All this wouldn’t mean shit though, if Khayree were just some random motherfucker who read a manual and learned how to program a drum machine. But dude was so much more than that. As the house producer for Young Black Brotha records, not only did he help put Vallejo on the map, but he created one of the greatest signature sounds ever heard. Simply put, Khayree took that good old-fashioned Too $hort style minimalist trunk-rattling base-bumping 808 thump that everybody in the Bay was already jocking, and he built around it into something greater. Added the kind of musicality Dre was using down in Southern Cal, but made it even funkier.
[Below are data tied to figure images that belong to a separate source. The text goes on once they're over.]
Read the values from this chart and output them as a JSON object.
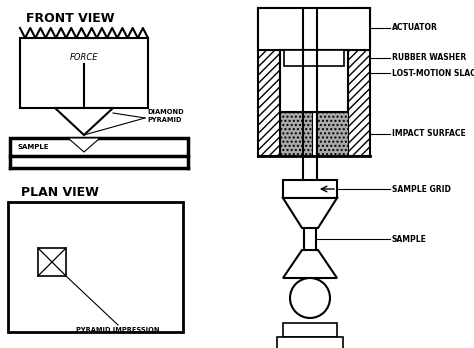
{
  "bg_color": "#ffffff",
  "line_color": "#000000",
  "title_front": "FRONT VIEW",
  "title_plan": "PLAN VIEW",
  "front_view_label": "FORCE",
  "front_sample_label": "SAMPLE",
  "front_pyramid_label": "DIAMOND\nPYRAMID",
  "plan_impression_label": "PYRAMID IMPRESSION",
  "lw": 1.5,
  "label_fs": 5.5
}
Added all kinds of instruments that he played himself, but didn’t let all that instrumentation distract from his rappers.

I’m not even halfway through Khayree’s discography, and already I’ve heard two masterpieces: Mac Mall’s Illegal Business? and Ray Luv’s Who Can Be Trusted EP. These aren’t the kind of masterpieces recognized by the average critic who’s got RZA’s dick permanently stuck in their mouth, but by a mostly local audience, fortunate enough to let Khayree’s impeccable funk into their ears. Khayree also had this nice ability to pick these guys with their own unique personalities to put on his label. Mac Mall is the charming young everyman, Mac Dre was the kind of goofy, always high eccentric, The Mac was like this smoothed out Big Daddy Kane style pimp-loverman, and Ray Luv is the Ice Cube or Chuck D-like politically conscious one. Except that all these guys are a bit more complicated than that and you’ll get them all mixing these styles up, so Mac Mall will be talking some politically aware shit and naming his album Illegal Business?, while Ray Luv will have some absurd pimp talk between his lines expressing ghetto anger. This allows the guys to all seem a lot more human and along with Khayree’s production (which has different style on every album but retains the same feel) makes the Young Black Brotha collection all have a similar feel. Even the tightest compilations from Young Black Brotha have a laid back California vibe of a bunch of dudes just chilling and talking shit, even though a lot of the music sounds kind of scary and ominous. But there’s obviously something to that fearful part of the music, as by the end of the 1990s, two of these guys had been murdered.

And Khayree, the mastermind, is the survivor. And for better or worse, the survivors tell the story. Self-serving and ridiculous as it is for him to make a documentary about himself, I wouldn’t entrust this story to anyone else. Crappy production values and all, there’s no rap movie I’d rather see.


Download: Ray Luv - Who Can Be Trusted?
Posted on 11:14 PM by Jordan and filed under , | 2 Comments »

2 comments:

Anonymous said... @ October 22, 2008 at 11:56 AM

I like how you manage to drop obscure scholarly references to like Herzog into this kinda stupid doo doo dumb style.

Great post. I'm glad you schooled me on Ray Luv because before this, I confused him for that one dude that sang on a Shaggy song way back when (Ray-something?).

Jordan said... @ October 22, 2008 at 2:51 PM

Thanks. Yeah, pretentious references should only be thrown around if they're in a sentence with the word fuckery.

Being horrible at geography, for a second I thought that you were from a part of CA kinda close to these guys and would therefore know way more about them than me. Glad to see this post could still edumacate. I would look up whoever you're talking about, but I made a vow to never actively follow Shaggy's career, similar to my Canadian indie rock boycott.